Other employers look at my base hours and say they can't hire me because my principal employer isn't giving me enough hours. I explain that I'm doing some extra work for the uni. The other employers ask where's the proof? I must supply a copy of my past contract and its amendment even though the two documents don't bear any similarity to each other in terms of pay or hours of work. Apparently contracts are not confidential in France. Any man and his dog can demand to see it. I even have to supply payslips from my current employer. I'm not allowed to be self-employed so most folks wanting teachers don't want to hire me because hiring someone on a contract for a wage is too costly because of the social charges. It's chicken and egg stuff. Most unis will not hire me as I don't have a required status from the French system. Too bad I'm a more competent teacher than so many French teachers of English. If I was self employed I'd have to show three years of proof of income as a self-employed person before I could be hired and I can't teach as a supply teacher if I have reached retirement age.

Teachers who do not have privileged permanent positions or who are not civil servants are not hired on merit. You are hired to fill a blank so long as you have the right documents and the right legal status. If you do a good job and the students like you this is no garantee you will ever be employed again by that employer. If your contract says it can be renewed for a second year you'd be silly to believe that. I was shocked to discover that in fact my past contract would not be renewed unless someone with the same sort of contract left the employer just at the right time.

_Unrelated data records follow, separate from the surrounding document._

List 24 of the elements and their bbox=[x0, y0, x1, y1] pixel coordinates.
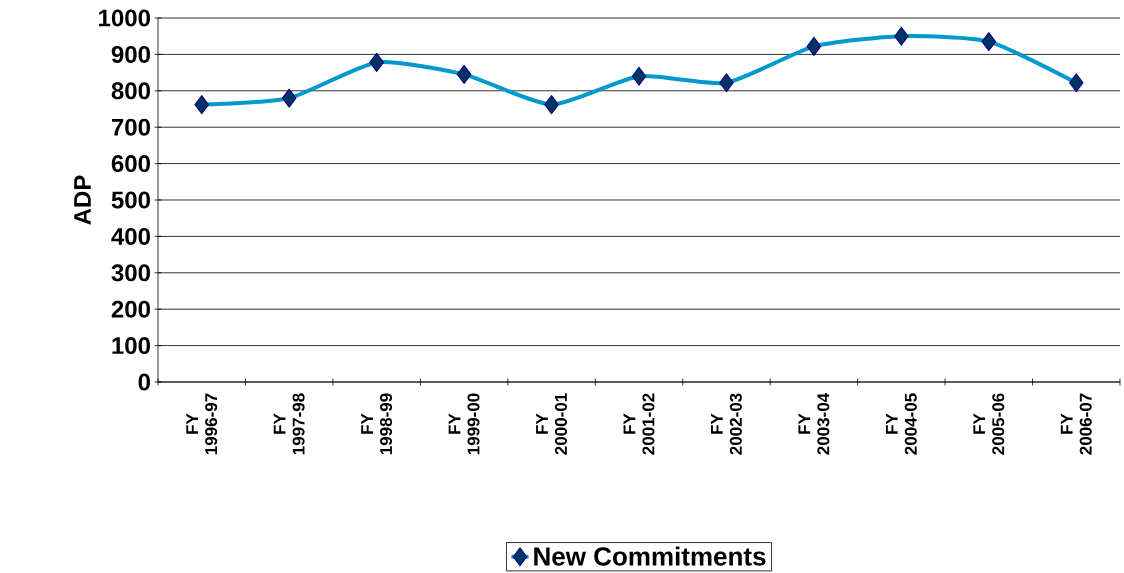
legend-label: New Commitments bbox=[534, 546, 766, 566]
x-tick-label: FY 2000-01 bbox=[536, 393, 567, 455]
y-tick-label: 0 bbox=[138, 373, 150, 391]
y-tick-label: 700 bbox=[111, 118, 150, 136]
x-tick-label: FY 1999-00 bbox=[448, 393, 480, 455]
y-tick-label: 1000 bbox=[99, 9, 150, 27]
x-tick-label: FY 2002-03 bbox=[711, 393, 742, 455]
x-tick-label: FY 1997-98 bbox=[273, 393, 305, 455]
y-tick-label: 800 bbox=[111, 82, 150, 100]
x-tick-label: FY 1996-97 bbox=[186, 393, 218, 455]
x-tick-label: FY 1998-99 bbox=[361, 393, 393, 455]
x-tick-label: FY 2006-07 bbox=[1060, 393, 1092, 455]
y-tick-label: 900 bbox=[111, 45, 150, 63]
y-axis-title: ADP bbox=[74, 175, 91, 225]
y-tick-label: 500 bbox=[111, 191, 150, 209]
x-tick-label: FY 2005-06 bbox=[973, 393, 1005, 455]
x-tick-label: FY 2001-02 bbox=[623, 393, 655, 455]
y-tick-label: 400 bbox=[111, 227, 150, 245]
y-tick-label: 300 bbox=[111, 264, 150, 282]
y-tick-label: 200 bbox=[111, 300, 150, 318]
y-tick-label: 600 bbox=[111, 155, 150, 173]
x-tick-label: FY 2004-05 bbox=[885, 393, 917, 455]
y-tick-label: 100 bbox=[112, 337, 150, 355]
x-tick-label: FY 2003-04 bbox=[798, 392, 830, 455]
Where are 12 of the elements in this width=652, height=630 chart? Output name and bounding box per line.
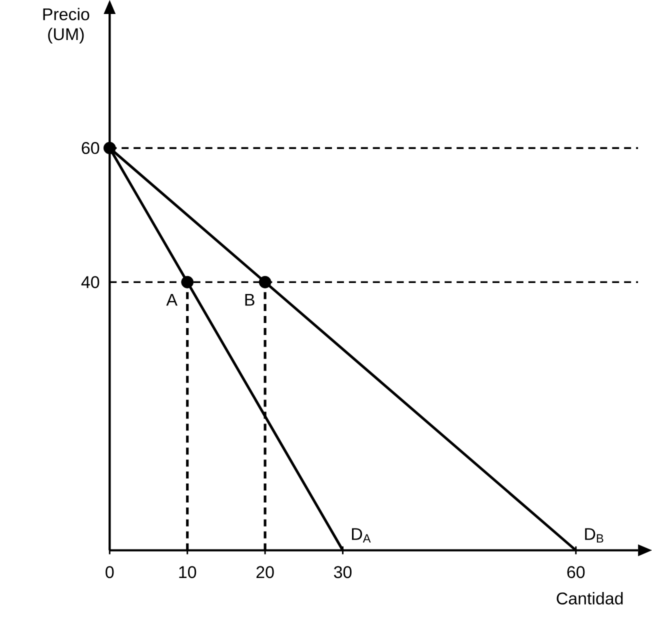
series-label: D$_{A}$ xyxy=(352,528,371,542)
series-label: D$_{B}$ xyxy=(585,528,604,542)
x-tick-label: 0 xyxy=(106,566,114,578)
y-tick-label: 40 xyxy=(81,276,100,288)
x-tick-label: 30 xyxy=(334,566,352,578)
x-tick-label: 10 xyxy=(179,566,196,578)
annotation: B xyxy=(245,294,254,306)
x-axis-title: Cantidad xyxy=(556,592,623,604)
x-tick-label: 60 xyxy=(567,566,585,578)
y-axis-title: Precio (UM) xyxy=(43,8,90,44)
x-tick-label: 20 xyxy=(256,566,274,578)
annotation: A xyxy=(166,294,178,306)
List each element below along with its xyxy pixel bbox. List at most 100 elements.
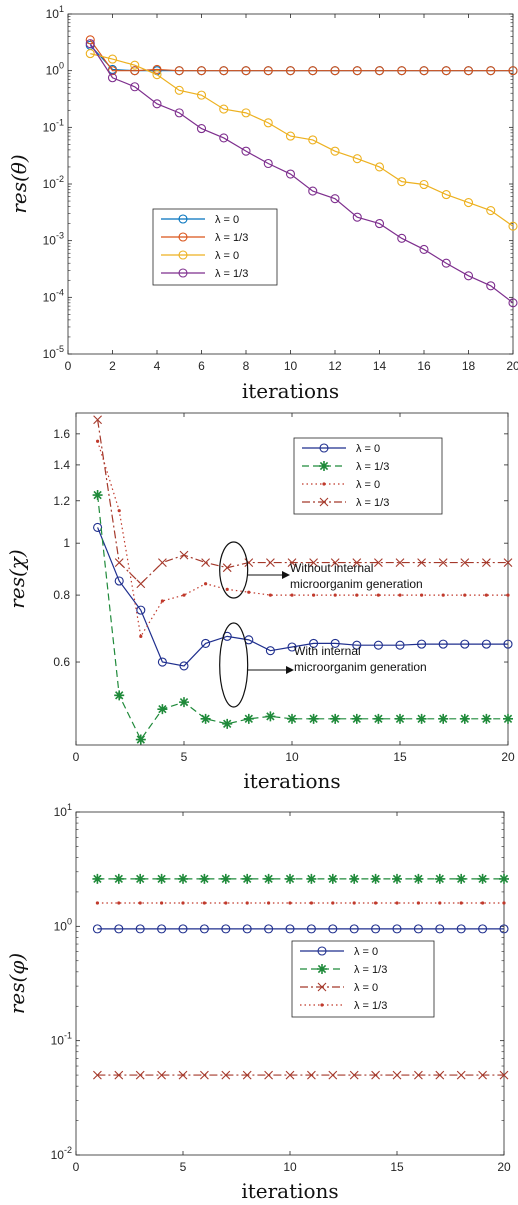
data-point (220, 873, 231, 884)
data-point (158, 558, 167, 567)
data-point (114, 558, 124, 567)
data-point (503, 558, 513, 567)
data-point (477, 873, 488, 884)
data-point (438, 558, 448, 567)
data-point (174, 85, 184, 95)
data-point (438, 639, 448, 649)
data-point (265, 711, 276, 722)
y-axis-label: res(χ) (5, 549, 29, 608)
legend-box (291, 940, 435, 1018)
data-point (459, 713, 470, 724)
legend-label: λ = 0 (354, 982, 378, 994)
annotations: Without internal microorganim generation W… (219, 541, 427, 708)
data-point (459, 901, 463, 905)
data-point (263, 158, 273, 169)
legend-marker (322, 482, 326, 486)
data-point (413, 924, 423, 934)
data-point (374, 162, 385, 172)
data-point (285, 1070, 295, 1080)
legend-marker (319, 443, 329, 453)
series-2 (92, 873, 509, 884)
legend-marker (319, 461, 329, 471)
data-point (309, 558, 318, 567)
data-point (419, 179, 429, 190)
y-tick-label: 10-1 (51, 1031, 72, 1048)
data-point (264, 1070, 273, 1080)
data-point (107, 73, 118, 83)
data-point (135, 734, 146, 745)
y-axis-label: res(φ) (5, 953, 29, 1014)
data-point (503, 713, 513, 724)
data-point (463, 66, 474, 76)
data-point (307, 1070, 316, 1080)
data-point (374, 901, 378, 905)
data-point (114, 924, 124, 934)
data-point (397, 177, 407, 187)
data-point (200, 713, 211, 724)
data-point (130, 66, 140, 76)
annotation-text: Without internal microorganim generation (290, 561, 423, 591)
data-point (413, 873, 424, 884)
data-point (416, 713, 427, 724)
data-point (130, 82, 140, 92)
data-point (420, 593, 424, 597)
data-point (328, 1070, 338, 1080)
data-point (419, 244, 429, 254)
y-tick-label: 0.8 (53, 588, 70, 602)
series-1 (92, 924, 509, 934)
data-point (481, 713, 492, 724)
data-point (395, 640, 405, 650)
data-point (456, 1070, 466, 1080)
data-point (136, 579, 146, 589)
x-axis-label: iterations (242, 379, 339, 403)
data-point (92, 873, 103, 884)
data-point (181, 901, 185, 905)
data-point (330, 194, 340, 204)
data-point (264, 924, 274, 934)
data-point (502, 901, 506, 905)
data-point (373, 640, 383, 650)
data-point (352, 66, 362, 76)
arrow-head (282, 571, 290, 579)
data-point (330, 146, 340, 156)
data-point (456, 924, 466, 934)
data-point (174, 66, 184, 76)
data-point (117, 901, 121, 905)
data-point (441, 258, 451, 268)
data-point (499, 1070, 509, 1080)
data-point (355, 593, 359, 597)
data-point (481, 639, 491, 649)
y-tick-label: 10-1 (43, 117, 64, 134)
data-point (93, 415, 102, 425)
data-point (157, 657, 167, 667)
x-tick-label: 10 (284, 359, 298, 373)
data-point (287, 713, 297, 724)
legend-label: λ = 1/3 (215, 268, 248, 280)
legend-box (152, 208, 278, 286)
data-point (285, 924, 295, 934)
y-tick-label: 100 (46, 61, 64, 78)
data-point (398, 593, 402, 597)
legend-marker (178, 232, 188, 242)
data-point (267, 901, 271, 905)
data-point (199, 924, 209, 934)
data-point (327, 873, 338, 884)
data-point (328, 924, 338, 934)
data-point (486, 205, 496, 216)
data-point (287, 642, 297, 652)
data-point (434, 873, 445, 884)
data-point (352, 640, 362, 650)
data-point (374, 219, 385, 229)
data-point (179, 661, 189, 671)
data-point (312, 593, 316, 597)
data-point (241, 108, 251, 118)
data-point (438, 901, 442, 905)
y-tick-label: 100 (54, 916, 72, 933)
data-point (152, 99, 162, 109)
data-point (508, 66, 518, 76)
legend: λ = 0 λ = 1/3 λ = 0 λ = 1/3 (291, 940, 435, 1018)
data-point (308, 135, 318, 145)
data-point (242, 1070, 252, 1080)
data-point (486, 66, 496, 76)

In fact you don't get your contract renewed you get someone else's? So why say it can be renewed? Who would have thought? I'm grateful to have some work but my current contract means very few other employers will take a risk and hire me in case I'm not quite legal due to my limited hours. They are also nervous because I must apply for permission to work elsewhere, even though I have only a part time contract and permission can take six weeks. Meanwhile I'm supposed to have started my other work weeks before that. What happens if the principal employer refuses? Won't I get paid for what I've worked?

All this tornado of rules and regulations does my head in every day. Nothing is transparent or honestly portrayed. There are goverment decrees for this, that and the next thing which determine your work but they are never explained on your contract. I gave up trying to understand them on the websites because they are so opaque. Must be a French thing.

If I can't find a principal employer of any kind with certain minimum hours I will not have my carte de sejour renewed next year. I'm still waiting to find out  what's happening with this year's request for renewal. Right now I can only legally stay until 22 December. It's endless stress and I have missed out on being hired elsewhere because of the wall of legal obstacles.

Don't worry about what you can't change, you say. Sure, easy to say but I don't know what I don't know and everything changes anyway. There is no way you can be 'prepared' for this kind of rootless living situation and it's only human to need some sort of clarity and certainty about one's financial status for a year or two or if I'm greedy, three?

I feel I'm in limbo, my life is on hold until I can see my way ahead, until something good or bad happens. No roots, little hope left and with constant reminders of my precarious existence here it's hard to stay positive and my gritty determination is now wearing thin. I just need a decent full-time job but it's uncertain as to whether France wants to give the same commitment to me as I have whole-heartedly given her. So far she just doesn't care.